Intervista a Giuseppe Catozzella, autore di Italiana, romanzo ambientato tra la fine del regno di Francesco II di Borbone e l’avvento del regime sabaudo

In questi giorni in cui si ricorda il centenario del Regno di Italia, caduto lo scorso 17 marzo, culmine delle guerre risorgimentali e della reconquista  savoiardo-garibaldina del Paese, è uscito da Mondadori l’ultimo romanzo di Giuseppe Catozzella, Italiana (pagg. 324, euro 19), ambientato tra la fine del regno di Francesco II di Borbone e l’avvento del regime sabaudo.  L’autore giura che si tratta di casualità, avendo messo in cantiere il suo romanzo molto tempo prima, e c’è da credergli.

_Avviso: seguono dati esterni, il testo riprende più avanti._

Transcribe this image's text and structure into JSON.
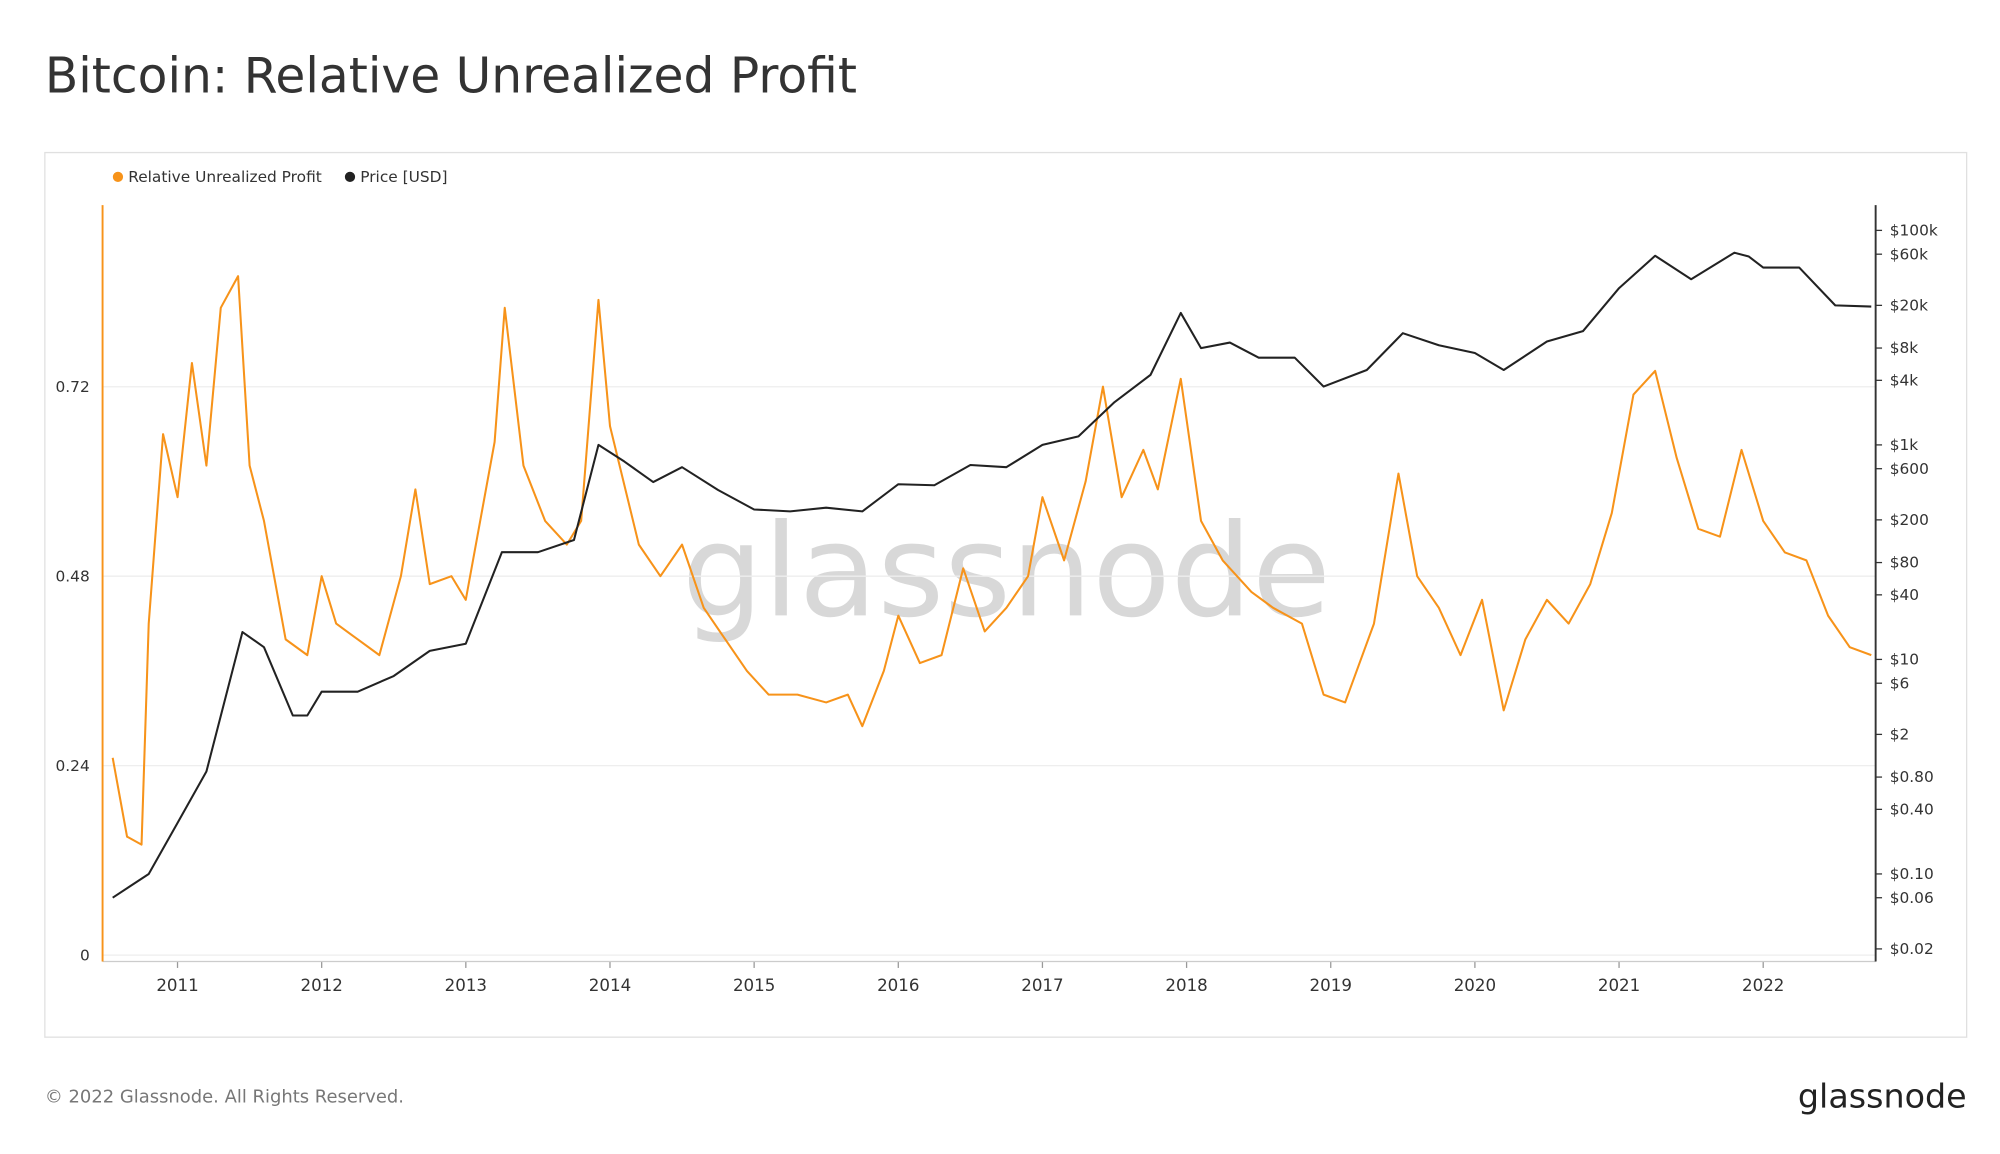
{
  "chart_data": {
    "type": "line",
    "title": "Bitcoin: Relative Unrealized Profit",
    "watermark": "glassnode",
    "footer": "© 2022 Glassnode. All Rights Reserved.",
    "logo": "glassnode",
    "grid": true,
    "xlim": [
      2010.48,
      2022.78
    ],
    "xticks": [
      2011,
      2012,
      2013,
      2014,
      2015,
      2016,
      2017,
      2018,
      2019,
      2020,
      2021,
      2022
    ],
    "ylim": [
      0,
      0.95
    ],
    "yticks": [
      0,
      0.24,
      0.48,
      0.72
    ],
    "y2lim": [
      0.0175,
      172000
    ],
    "y2scale": "log",
    "y2ticks": [
      {
        "value": 100000,
        "label": "$100k"
      },
      {
        "value": 60000,
        "label": "$60k"
      },
      {
        "value": 20000,
        "label": "$20k"
      },
      {
        "value": 8000,
        "label": "$8k"
      },
      {
        "value": 4000,
        "label": "$4k"
      },
      {
        "value": 1000,
        "label": "$1k"
      },
      {
        "value": 600,
        "label": "$600"
      },
      {
        "value": 200,
        "label": "$200"
      },
      {
        "value": 80,
        "label": "$80"
      },
      {
        "value": 40,
        "label": "$40"
      },
      {
        "value": 10,
        "label": "$10"
      },
      {
        "value": 6,
        "label": "$6"
      },
      {
        "value": 2,
        "label": "$2"
      },
      {
        "value": 0.8,
        "label": "$0.80"
      },
      {
        "value": 0.4,
        "label": "$0.40"
      },
      {
        "value": 0.1,
        "label": "$0.10"
      },
      {
        "value": 0.06,
        "label": "$0.06"
      },
      {
        "value": 0.02,
        "label": "$0.02"
      }
    ],
    "series": [
      {
        "name": "Relative Unrealized Profit",
        "color": "#f7931a",
        "x": [
          2010.55,
          2010.65,
          2010.75,
          2010.8,
          2010.9,
          2011.0,
          2011.1,
          2011.2,
          2011.3,
          2011.42,
          2011.5,
          2011.6,
          2011.75,
          2011.9,
          2012.0,
          2012.1,
          2012.25,
          2012.4,
          2012.55,
          2012.65,
          2012.75,
          2012.9,
          2013.0,
          2013.2,
          2013.27,
          2013.4,
          2013.55,
          2013.7,
          2013.8,
          2013.92,
          2014.0,
          2014.2,
          2014.35,
          2014.5,
          2014.65,
          2014.8,
          2014.95,
          2015.1,
          2015.3,
          2015.5,
          2015.65,
          2015.75,
          2015.9,
          2016.0,
          2016.15,
          2016.3,
          2016.45,
          2016.6,
          2016.75,
          2016.9,
          2017.0,
          2017.15,
          2017.3,
          2017.42,
          2017.55,
          2017.7,
          2017.8,
          2017.96,
          2018.1,
          2018.25,
          2018.45,
          2018.6,
          2018.8,
          2018.95,
          2019.1,
          2019.3,
          2019.47,
          2019.6,
          2019.75,
          2019.9,
          2020.05,
          2020.2,
          2020.35,
          2020.5,
          2020.65,
          2020.8,
          2020.95,
          2021.1,
          2021.25,
          2021.4,
          2021.55,
          2021.7,
          2021.85,
          2022.0,
          2022.15,
          2022.3,
          2022.45,
          2022.6,
          2022.75
        ],
        "values": [
          0.25,
          0.15,
          0.14,
          0.42,
          0.66,
          0.58,
          0.75,
          0.62,
          0.82,
          0.86,
          0.62,
          0.55,
          0.4,
          0.38,
          0.48,
          0.42,
          0.4,
          0.38,
          0.48,
          0.59,
          0.47,
          0.48,
          0.45,
          0.65,
          0.82,
          0.62,
          0.55,
          0.52,
          0.55,
          0.83,
          0.67,
          0.52,
          0.48,
          0.52,
          0.44,
          0.4,
          0.36,
          0.33,
          0.33,
          0.32,
          0.33,
          0.29,
          0.36,
          0.43,
          0.37,
          0.38,
          0.49,
          0.41,
          0.44,
          0.48,
          0.58,
          0.5,
          0.6,
          0.72,
          0.58,
          0.64,
          0.59,
          0.73,
          0.55,
          0.5,
          0.46,
          0.44,
          0.42,
          0.33,
          0.32,
          0.42,
          0.61,
          0.48,
          0.44,
          0.38,
          0.45,
          0.31,
          0.4,
          0.45,
          0.42,
          0.47,
          0.56,
          0.71,
          0.74,
          0.63,
          0.54,
          0.53,
          0.64,
          0.55,
          0.51,
          0.5,
          0.43,
          0.39,
          0.38
        ]
      },
      {
        "name": "Price [USD]",
        "color": "#222222",
        "axis": "y2",
        "x": [
          2010.55,
          2010.8,
          2011.0,
          2011.2,
          2011.45,
          2011.6,
          2011.8,
          2011.9,
          2012.0,
          2012.25,
          2012.5,
          2012.75,
          2013.0,
          2013.25,
          2013.5,
          2013.75,
          2013.92,
          2014.1,
          2014.3,
          2014.5,
          2014.75,
          2015.0,
          2015.25,
          2015.5,
          2015.75,
          2016.0,
          2016.25,
          2016.5,
          2016.75,
          2017.0,
          2017.25,
          2017.5,
          2017.75,
          2017.96,
          2018.1,
          2018.3,
          2018.5,
          2018.75,
          2018.95,
          2019.25,
          2019.5,
          2019.75,
          2020.0,
          2020.2,
          2020.5,
          2020.75,
          2021.0,
          2021.25,
          2021.5,
          2021.8,
          2021.9,
          2022.0,
          2022.25,
          2022.5,
          2022.75
        ],
        "values": [
          0.06,
          0.1,
          0.3,
          0.9,
          18,
          13,
          3,
          3,
          5,
          5,
          7,
          12,
          14,
          100,
          100,
          130,
          1000,
          700,
          450,
          620,
          380,
          250,
          240,
          260,
          240,
          430,
          420,
          650,
          620,
          1000,
          1200,
          2500,
          4500,
          17000,
          8000,
          9000,
          6500,
          6500,
          3500,
          5000,
          11000,
          8500,
          7200,
          5000,
          9200,
          11500,
          29000,
          58000,
          35000,
          62000,
          57000,
          45000,
          45000,
          20000,
          19500
        ]
      }
    ]
  }
}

Tuttavia la coincidenza rimane, così come la sensazione che il romanzo di Catozzella ci aiuti a riconsiderare il processo di unificazione dell’Italia con occhi diversi e con quello sguardo obliquo ignoto alla memorialistica d’antan: quello dei perdenti e non dei vincitori.
Italiana è, infatti, la storia di Maria Oliverio, detta Cicilla, la più famosa brigantessa dei suoi tempi, e della banda di fuoriusciti che fa capo al marito Pietro Monaco. Siamo quindi di diritto nel territorio del romanzo storico e l’opera nasce, in effetti,  da un lungo e accurato lavoro di documentazione e d’archivio.

Allo stesso tempo potremo però definirlo un «romanzo epico contemporaneo», per alcune di quelle caratteristiche che il collettivo Wu Ming nel 2008 assegnava a quella che ebbe a chiamare allora  la New Italian Epic: forte partecipazione emotiva con caratteri pop che ammiccano al lettore, ricerca di un punto di vista diverso e alternativo, ricorso in molti casi al genere del romanzo storico, appunto, opportunamente rivisitato.

Nel racconto di Catozzella, Cicilla viene rappresentata all’opposto delle cronache dell’epoca: non mostro di efferatezza e crudeltà, ma piuttosto l’eroina risorgimentale che si batte per una vera giustizia e che tradita nei suoi ideali abbraccia il brigantaggio come forma di riparazione verso i poveri e diseredati. L’avvento del Regno d’Italia per i braccianti della Sila si rivela, infatti, negli stessi termini che recitava Il Gattopardo di Tomasi di Lampedusa, non a caso altro romanzo sul medesimo periodo: “Se vogliamo che tutto rimanga come è, bisogna che tutto cambi”.

E così avviene: i notabili borbonici diventano i funzionari e quadri del nuovo Regno d’Italia, la ridistribuzione delle terre promessa da Garibaldi si trasforma in doloroso tradimento e disincanto, il tenore di vita del popolo vira ulteriormente verso il basso. E, visto che di epica si parlava, non è allora quella d’impostura delle camicie rosse garibaldine, ma, nella rilettura di Catozzella, di Cicilla e della sua compagine di briganti.

E’ lei l’Italiana che dà il titolo al libro, sovvertendo il motto attributo a Massimo d’Azeglio “abbiamo fatto l’Italia, ora dobbiamo fare gli italiani”. No, gli italiani forse c’erano già, è l’Italia che non è stata davvero fatta. Quell’Italia vagheggiata che la maestra di Cicilla le porta di nascosto nell’effigie di un cartoncino: “una donna bellissima, corpulenta, una matrona dai capelli corvini e fluenti, seduta su una scogliera, con gli occhi che dominavano la vastità del mare…”.